Wenn Sie die oben zitierte Streitschrift der NGOs noch nicht überzeugt hat, dass Fusionskontrolle etwas zahnlos geworden ist, schafft das vielleicht John Oliver. Wenn Sie das noch nicht kennen, schauen Sie das an diesem Wochenende! Wirklich. Es sei denn, Sie lesen die jetzt veröffentlichte Kommissionsentscheidung in Sachen Dow/Dupont. Wir hatten ja behauptet, es seien 1000 Seiten, dabei sind es nur 915, und davon sind allein 17 Seiten Inhaltsverzeichnis des Hauptteils… Zur Smoking Gun, über die wir hier berichtet hatten, findet man übrigens nicht so viel – geschwärzt, siehe ab Randnummer 3054. Trotzdem scheint uns das eine wirklich spannende Lektüre zu werden! Aber jetzt erst mal das Video schauen, John gegen Goliath. Wenn Sie danach das dringende Bedürfnis verspüren, sich dem Rad der fortschreitenden Konzentration in die Speichen zu werfen, versuchen Sie es hier oder hier. Viel Erfolg!

3 Gedanken zu „SSNIPpets (4) zum Wochenende – heute: mit biblisch anmutenden Kämpfen

  1. Lieber Herr Podszun,

    vielen Dank für die stets launig, pointiert, informativ und schlichtweg gut geschriebenen SSNIPpets!

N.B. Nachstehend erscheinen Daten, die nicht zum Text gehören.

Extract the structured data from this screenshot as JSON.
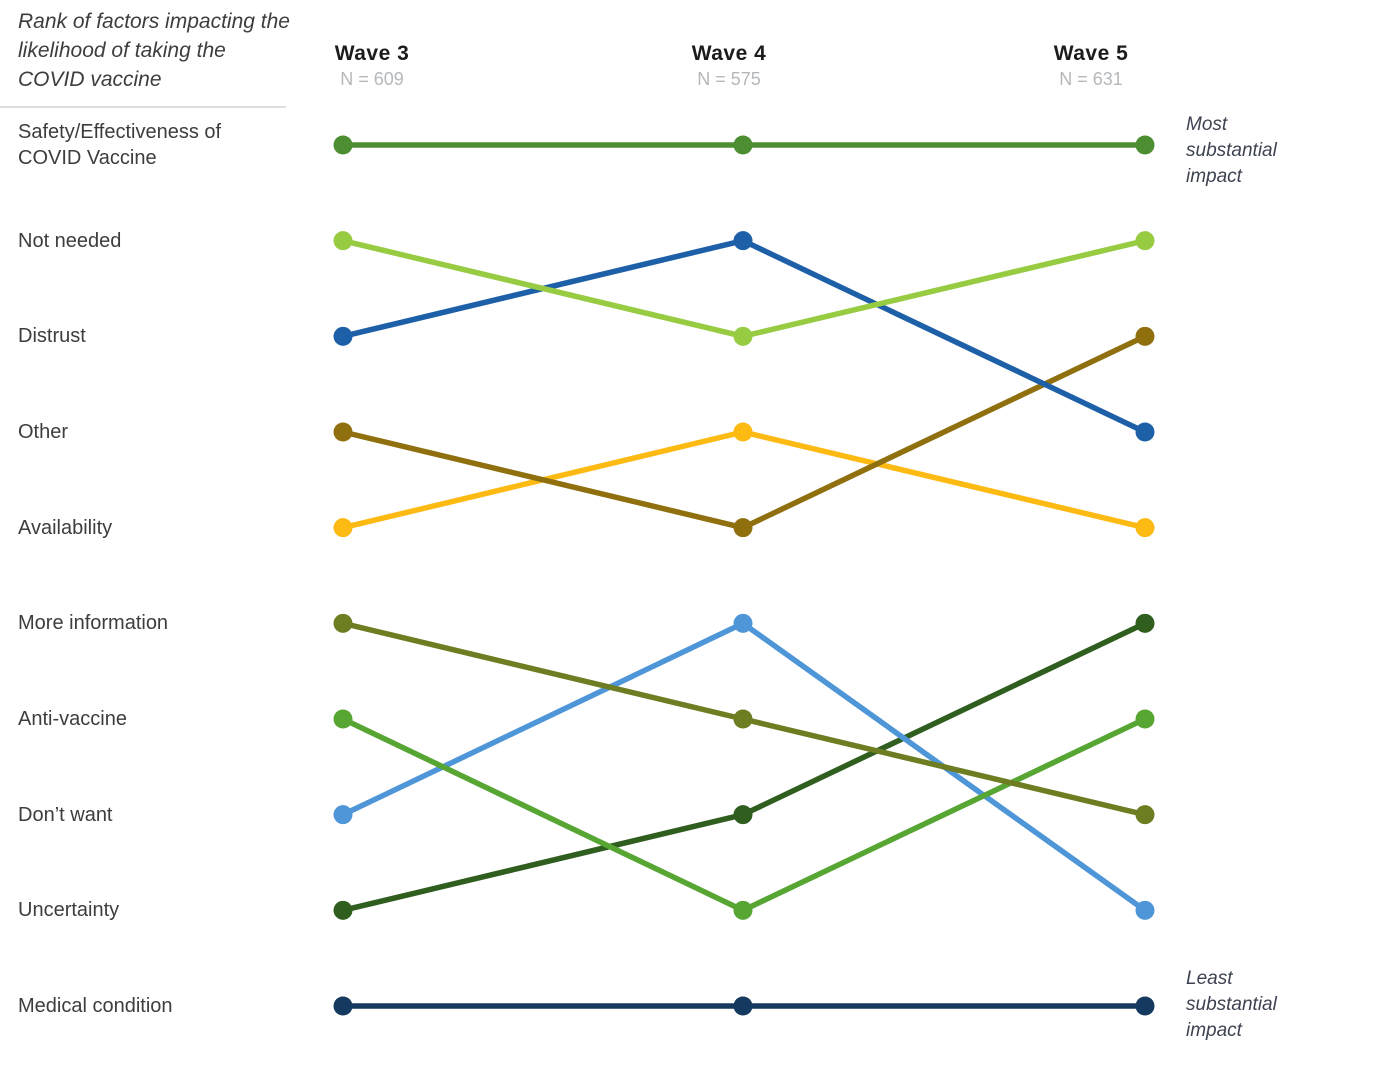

    Darf ich anregen, sich in einem der künftigen Beiträge (gleichwohl nicht im Rahmen der SSNIPpets – dafür ist die Sache zu bedeutend) der anstehenden Prüfung der Übernahme von großen Teilen der Air Berlin durch Lufthansa seitens der EU-KOM zu widmen?

    Am 12.10.17 hat die Lufthansa kurz nachdem die Tinte der Unterschriften unter dem Kaufvertrag trocken war (um 19:02 Uhr) über n-tv verlautbaren lassen, dass sie die Tickeltpreise erhöhen wird, um den Kauf zu finanzieren. Riecht nach wettbewerblich nicht hinreichend kontrollierten Verhaltensspielräumen…

    Das Ergebnis der Prüfung durch die EU-KOM steht meines Erachtens leider fest. Es wird spannend sein zu lesen, wie die KOM die Absegnung des drohenden Ungemachs begründen wird. Abgabe von Slots in Kassel-Calden? Erfordernis, die Lackierung der zu übernehmenden Flugzeuge in rot-weißer Farbe zu belassen? Verpflichtung, die süßen Air-Berlin-Herzchen für weitere drei Monate weiterhin beim Ausstieg feilzubieten? Oder nichts dergleichen, weil das gesamte Wettbewerbspotenzial angesichts offensichtlich fehlender Veräußerungsalternativen ohnehin der DLH zugefallen wäre? Oder unterschätze ich die Damen und Herren in Brüssel und es gibt eine knackige Untersagung?!?